Short Answer Questions

1. How does Mary explain sleeping so late?

2. What does Mary force herself to do?

3. What does Mary say in response to Rowley's explanation about Karl's death?

4. What does Mary look for as soon as Nina leaves the bedroom?

5. What does Nina tell Mary as Mary is about to leave?

Essay Topics

Essay Topic 1

Maugham chooses to write the novel as a third person, impersonal narrator. Discuss the following:

1. What are the advantages and disadvantages of this novel being written in the third person, impersonal narration?

2. Do you think the novel would be more effective in a different point of view? Which one if so? If not why do you think the impersonal narrator works the best?

3. Do you think the narrator in Up at the Villa is reliable, i.e., do you believe the narrator is completely unbiased? Explain your response.

Essay Topic 2

Edgar had been a family friend from the time of Mary's youth. She says that when she was nineteen, her mother pointed out that Edgar was in love with her and Mary had dismissed the idea, saying that Edgar - at forty-three - was "an old man." Discuss the following:

1. Do you think many marriages where there is over twenty years difference in age can be successful? Explain your answers with examples from your personal knowledge and from the text.

2. What do you think is the likelihood that marriage to Edgar would be fulfilling and happy for Mary? Give examples from the text to support your statements.

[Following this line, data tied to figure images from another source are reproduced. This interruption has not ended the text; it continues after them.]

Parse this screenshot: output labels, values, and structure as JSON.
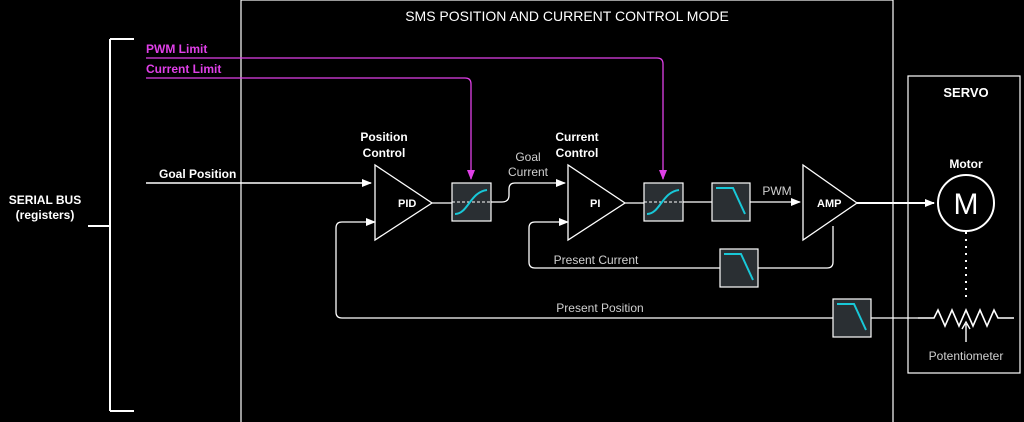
{
  "title": "SMS POSITION AND CURRENT CONTROL MODE",
  "serial_bus": {
    "line1": "SERIAL BUS",
    "line2": "(registers)"
  },
  "inputs": {
    "pwm_limit": "PWM Limit",
    "current_limit": "Current Limit",
    "goal_position": "Goal Position"
  },
  "blocks": {
    "position_control": {
      "line1": "Position",
      "line2": "Control",
      "inner": "PID"
    },
    "current_control": {
      "line1": "Current",
      "line2": "Control",
      "inner": "PI"
    },
    "amp": "AMP"
  },
  "signals": {
    "goal_current_line1": "Goal",
    "goal_current_line2": "Current",
    "pwm": "PWM",
    "present_current": "Present Current",
    "present_position": "Present Position"
  },
  "servo": {
    "title": "SERVO",
    "motor_label": "Motor",
    "motor_symbol": "M",
    "potentiometer": "Potentiometer"
  },
  "colors": {
    "background": "#000000",
    "line": "#ffffff",
    "limit": "#e040e8",
    "curve": "#18c8d8",
    "block_fill": "#2a2f33"
  }
}
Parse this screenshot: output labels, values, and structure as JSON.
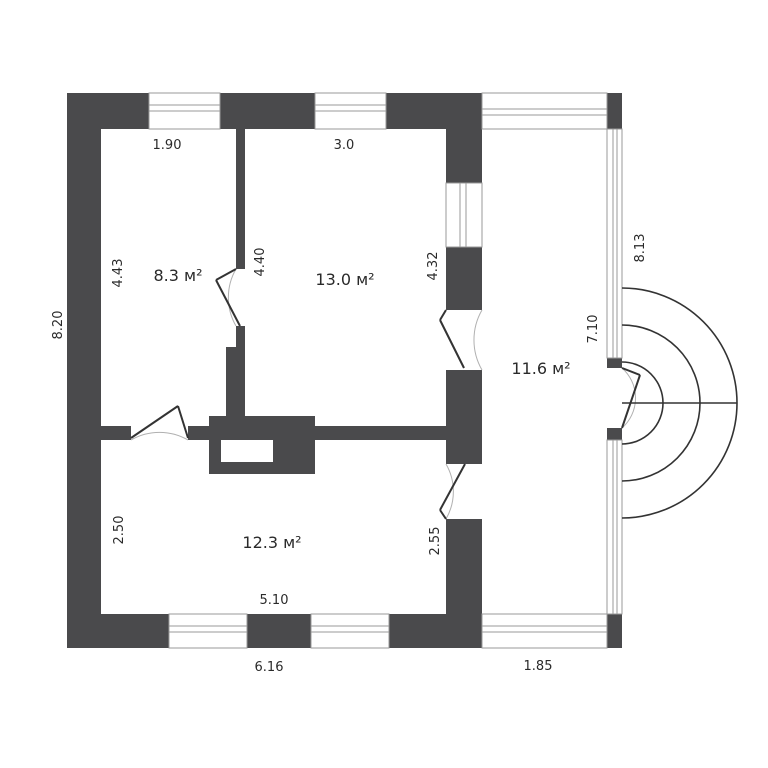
{
  "rooms": {
    "room_1": {
      "area": "8.3 м²"
    },
    "room_2": {
      "area": "13.0 м²"
    },
    "room_3": {
      "area": "11.6 м²"
    },
    "room_4": {
      "area": "12.3 м²"
    }
  },
  "dimensions": {
    "d_190": "1.90",
    "d_30": "3.0",
    "d_813": "8.13",
    "d_443": "4.43",
    "d_440": "4.40",
    "d_432": "4.32",
    "d_820": "8.20",
    "d_710": "7.10",
    "d_250": "2.50",
    "d_255": "2.55",
    "d_510": "5.10",
    "d_616": "6.16",
    "d_185": "1.85"
  },
  "colors": {
    "wall": "#4a4a4c",
    "background": "#ffffff"
  }
}
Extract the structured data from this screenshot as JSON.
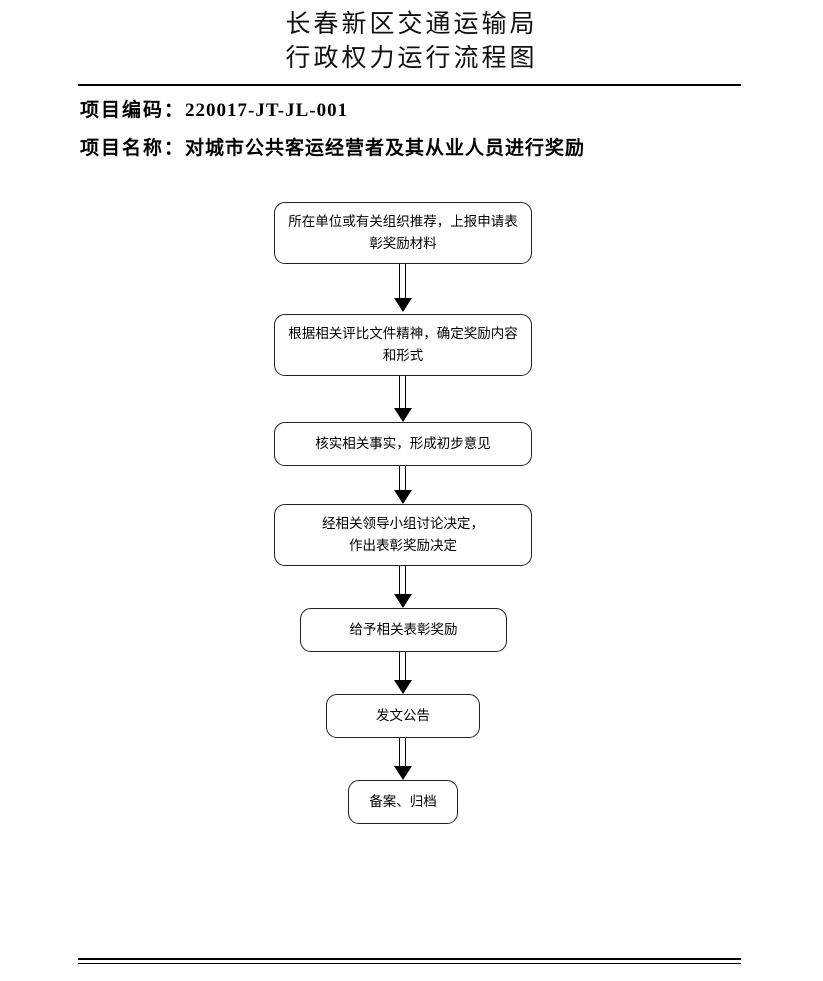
{
  "header": {
    "title_line1": "长春新区交通运输局",
    "title_line2": "行政权力运行流程图",
    "project_code_label": "项目编码：",
    "project_code_value": "220017-JT-JL-001",
    "project_name_label": "项目名称：",
    "project_name_value": "对城市公共客运经营者及其从业人员进行奖励"
  },
  "chart_data": {
    "type": "diagram",
    "title": "行政权力运行流程图",
    "orientation": "vertical",
    "shape": "rounded-rectangle",
    "connector": "double-line-arrow-down",
    "nodes": [
      {
        "id": 1,
        "text": "所在单位或有关组织推荐，上报申请表\n彰奖励材料"
      },
      {
        "id": 2,
        "text": "根据相关评比文件精神，确定奖励内容\n和形式"
      },
      {
        "id": 3,
        "text": "核实相关事实，形成初步意见"
      },
      {
        "id": 4,
        "text": "经相关领导小组讨论决定，\n作出表彰奖励决定"
      },
      {
        "id": 5,
        "text": "给予相关表彰奖励"
      },
      {
        "id": 6,
        "text": "发文公告"
      },
      {
        "id": 7,
        "text": "备案、归档"
      }
    ],
    "edges": [
      {
        "from": 1,
        "to": 2
      },
      {
        "from": 2,
        "to": 3
      },
      {
        "from": 3,
        "to": 4
      },
      {
        "from": 4,
        "to": 5
      },
      {
        "from": 5,
        "to": 6
      },
      {
        "from": 6,
        "to": 7
      }
    ]
  },
  "colors": {
    "text": "#000000",
    "border": "#222222",
    "background": "#ffffff"
  }
}
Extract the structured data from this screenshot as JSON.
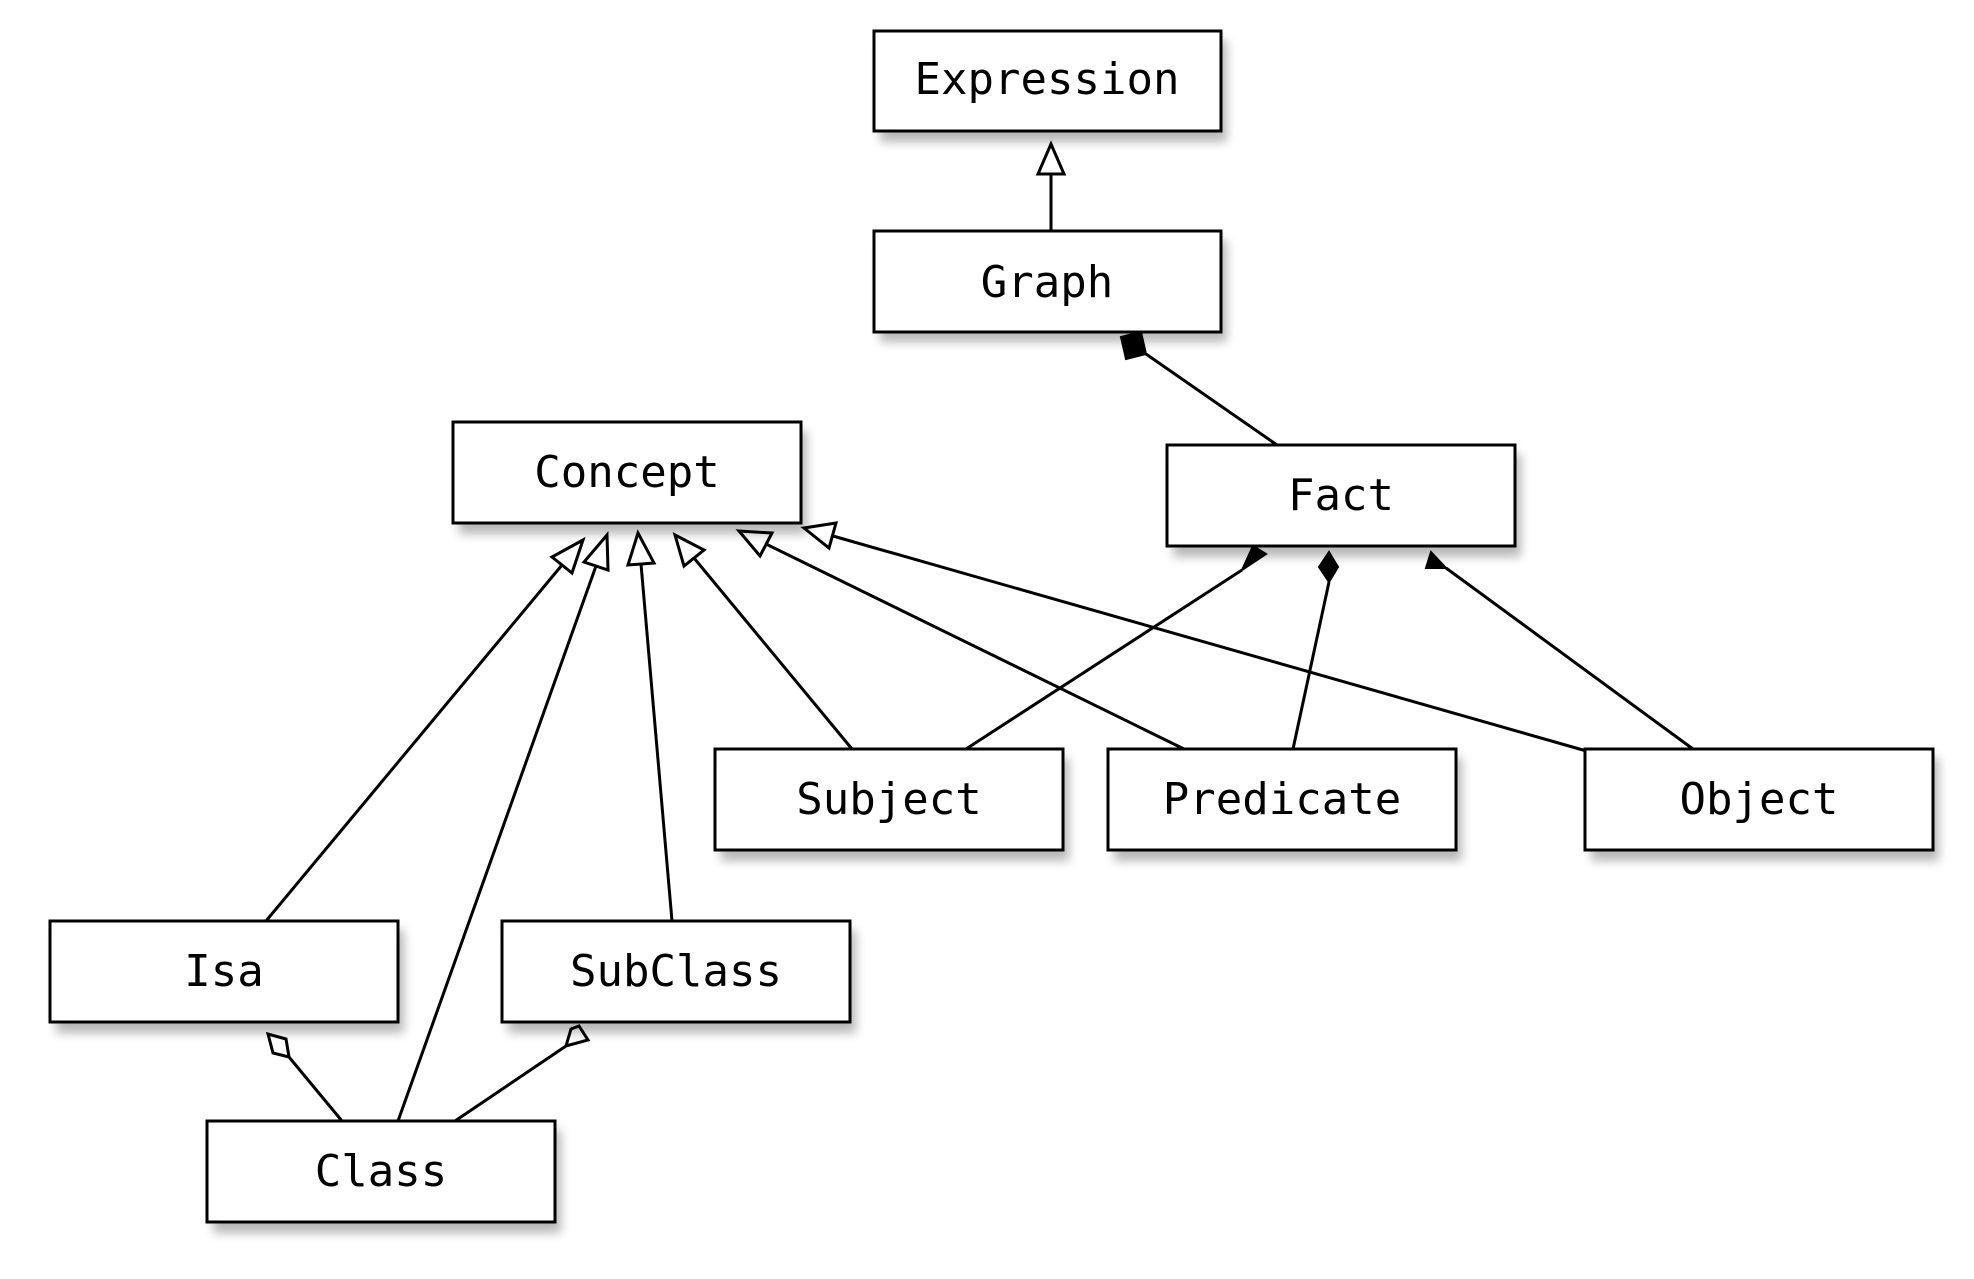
{
  "diagram": {
    "classes": [
      {
        "id": "expression",
        "label": "Expression"
      },
      {
        "id": "graph",
        "label": "Graph"
      },
      {
        "id": "concept",
        "label": "Concept"
      },
      {
        "id": "fact",
        "label": "Fact"
      },
      {
        "id": "subject",
        "label": "Subject"
      },
      {
        "id": "predicate",
        "label": "Predicate"
      },
      {
        "id": "object",
        "label": "Object"
      },
      {
        "id": "isa",
        "label": "Isa"
      },
      {
        "id": "subclass",
        "label": "SubClass"
      },
      {
        "id": "class",
        "label": "Class"
      }
    ],
    "relations": [
      {
        "from": "graph",
        "to": "expression",
        "kind": "generalization"
      },
      {
        "from": "fact",
        "to": "graph",
        "kind": "composition"
      },
      {
        "from": "subject",
        "to": "fact",
        "kind": "composition"
      },
      {
        "from": "predicate",
        "to": "fact",
        "kind": "composition"
      },
      {
        "from": "object",
        "to": "fact",
        "kind": "composition"
      },
      {
        "from": "isa",
        "to": "concept",
        "kind": "generalization"
      },
      {
        "from": "class",
        "to": "concept",
        "kind": "generalization"
      },
      {
        "from": "subclass",
        "to": "concept",
        "kind": "generalization"
      },
      {
        "from": "subject",
        "to": "concept",
        "kind": "generalization"
      },
      {
        "from": "predicate",
        "to": "concept",
        "kind": "generalization"
      },
      {
        "from": "object",
        "to": "concept",
        "kind": "generalization"
      },
      {
        "from": "class",
        "to": "isa",
        "kind": "aggregation"
      },
      {
        "from": "class",
        "to": "subclass",
        "kind": "aggregation"
      }
    ]
  }
}
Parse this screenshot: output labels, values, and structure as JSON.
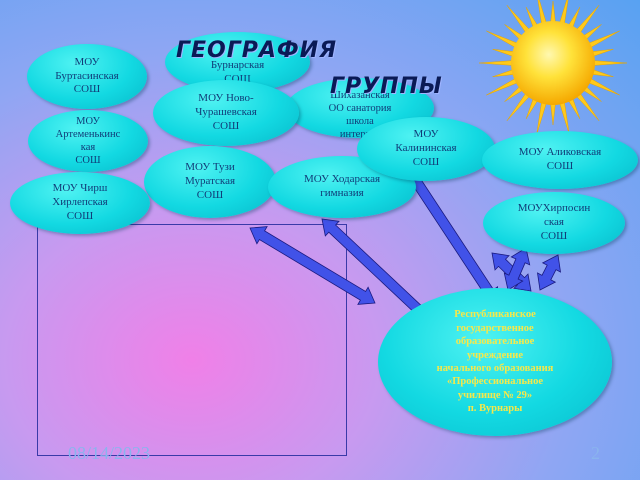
{
  "title": {
    "line1": "ГЕОГРАФИЯ",
    "line2": "ГРУППЫ"
  },
  "schools": {
    "burnarskaya": "Бурнарская\nСОШ",
    "shikhazan": "Шихазанская\nОО санатория\nшкола\nинтернат",
    "burtasinskaya": "МОУ\nБуртасинская\nСОШ",
    "novo_churashevskaya": "МОУ Ново-\nЧурашевская\nСОШ",
    "artemenkinskaya": "МОУ\nАртеменькинс\nкая\nСОШ",
    "tuzi_muratskaya": "МОУ Тузи\nМуратская\nСОШ",
    "chirsh_khirlepskaya": "МОУ Чирш\nХирлепская\nСОШ",
    "khodarskaya": "МОУ Ходарская\nгимназия",
    "kalininskaya": "МОУ\nКалининская\nСОШ",
    "alikovskaya": "МОУ Аликовская\nСОШ",
    "khirposinskaya": "МОУХирпосин\nская\nСОШ"
  },
  "college": "Республиканское\nгосударственное\nобразовательное\nучреждение\nначального образования\n«Профессиональное\nучилище № 29»\nп. Вурнары",
  "footer": {
    "date": "08/14/2023",
    "page": "2"
  },
  "colors": {
    "node": "#13d9e2",
    "node_text": "#103c78",
    "college_text": "#f6e84a",
    "sun": "#ffd21a"
  }
}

3. What do you think is the likelihood that marriage to Mary would be fulfilling and happy for Edgar? Give examples from the text to support your statements.

Essay Topic 3

In chapter 4, the conversation between Karl and Mary turns to age and he says that he's twenty-three. She seems wistful, saying that he has the opportunities of youth in front of him, but Karl says that he's imprisoned by poverty. He admits to having no real plans for his future and presents a picture of hopelessness. Discuss the following:

1. Do you think Karl is truly "imprisoned" by poverty? Why or why not?

2. What do you think Karl could do to break out of the prison of poverty? Why do you think he is either unable or unwilling?

3. Why do you think it is so hard to move out of poverty either then or now? What do you think it takes to move from poverty to plenty or even great wealth?

4. Is your personality such that you think you would be one of the few who do manage to break out of poverty if you were very poor? Explain how you might differ from Karl.